MK: I think that the answer you give at the end is what makes sense. 1 bit leak of information that the surrounding pub page can learn, like “was it a targeted interest group ad that won?” allows a pub to learn 1 bit of information about the user. That’s unfortunate, would love to be rid of it, but it’s a matter of balancing privacy against utility. Allowing this functionality is important to adoption, migration. Making it hard to exfiltrate data is important to continue allowing it. Understanding better how data can be exfiltrated, and bit reuse, probably should be avoided.

RL: Why is the generic case more risky than the single-mode design? Can we get some clarification?

MK: Reading through the latest comment. In a world where the SSP is also a DSP, and the SSP is willing to say that the only bids that it’s willing to look at are it’s own, in that case it’s already possible for the SSP to trigger the leak of the 1 bit of information (if they’re in the interest group).

RL: Yes, it’s a very unlikely case, but it’s a way that info can leak. Is it different if we make it generic?

MK: The point is, the SSP that rejects all bids except those from a DSP, that seems like surprising case. The browser could notice and indicate as suspicious. The browser tries to ensure that data isn’t being exfiltrated. Building in browser oversight to understand whether the auction is competitive? The browser could hope to have an opinion on. The one-bit leak where the contextual bit get handed into something, where the browser received 2 different ads from a server, 1 using on-device state, the other not using on-device state. The browser doesn’t have additional signal in this case.

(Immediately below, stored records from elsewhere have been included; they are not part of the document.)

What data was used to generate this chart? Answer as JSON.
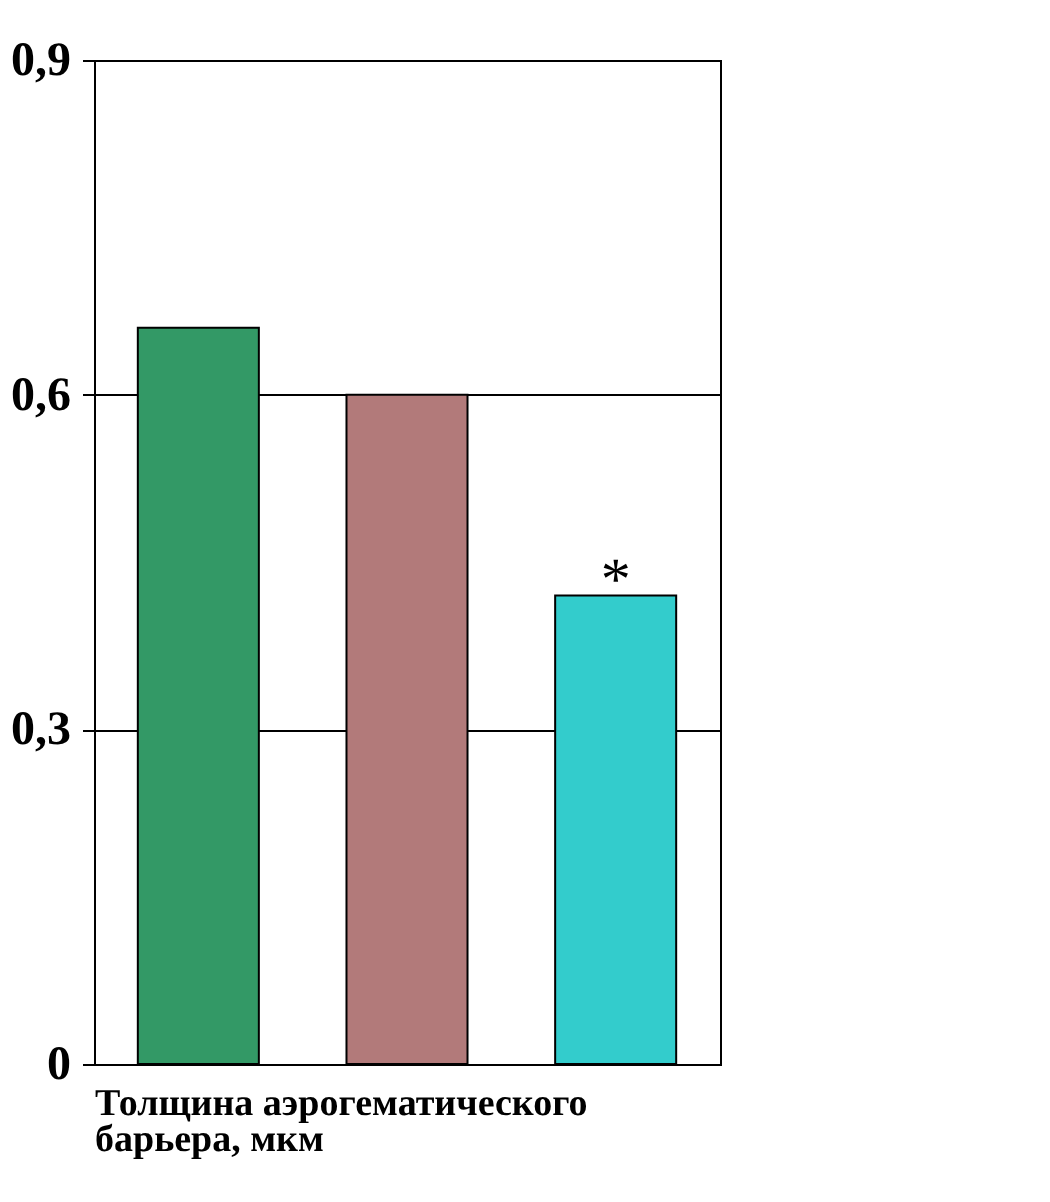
{
  "chart_data": {
    "type": "bar",
    "categories": [
      null,
      null,
      null
    ],
    "values": [
      0.66,
      0.6,
      0.42
    ],
    "colors": [
      "#339966",
      "#b27a7a",
      "#33cccc"
    ],
    "xlabel": "Толщина аэрогематического барьера, мкм",
    "ylim": [
      0,
      0.9
    ],
    "yticks": [
      {
        "value": 0,
        "label": "0"
      },
      {
        "value": 0.3,
        "label": "0,3"
      },
      {
        "value": 0.6,
        "label": "0,6"
      },
      {
        "value": 0.9,
        "label": "0,9"
      }
    ],
    "grid": "y",
    "annotations": [
      {
        "text": "*",
        "y": 0.42
      }
    ]
  }
}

MK: I think the unregulated access to a bit is fairly different than the existing tech. But if there is a minimum threshold on things like number of auctions, and the auction seems to be performed fairly, make sure that the browser can be evaluated as fair, then there’s path for the generalized single bit leak.

RL: There is probably a way to find metrics that support safety of the proposal.

MK: Yea, there’d need to be a way to ensure that the generic single bit couldn’t be used to get information across.

MK: I have to leave now, but you’re welcome to stick around!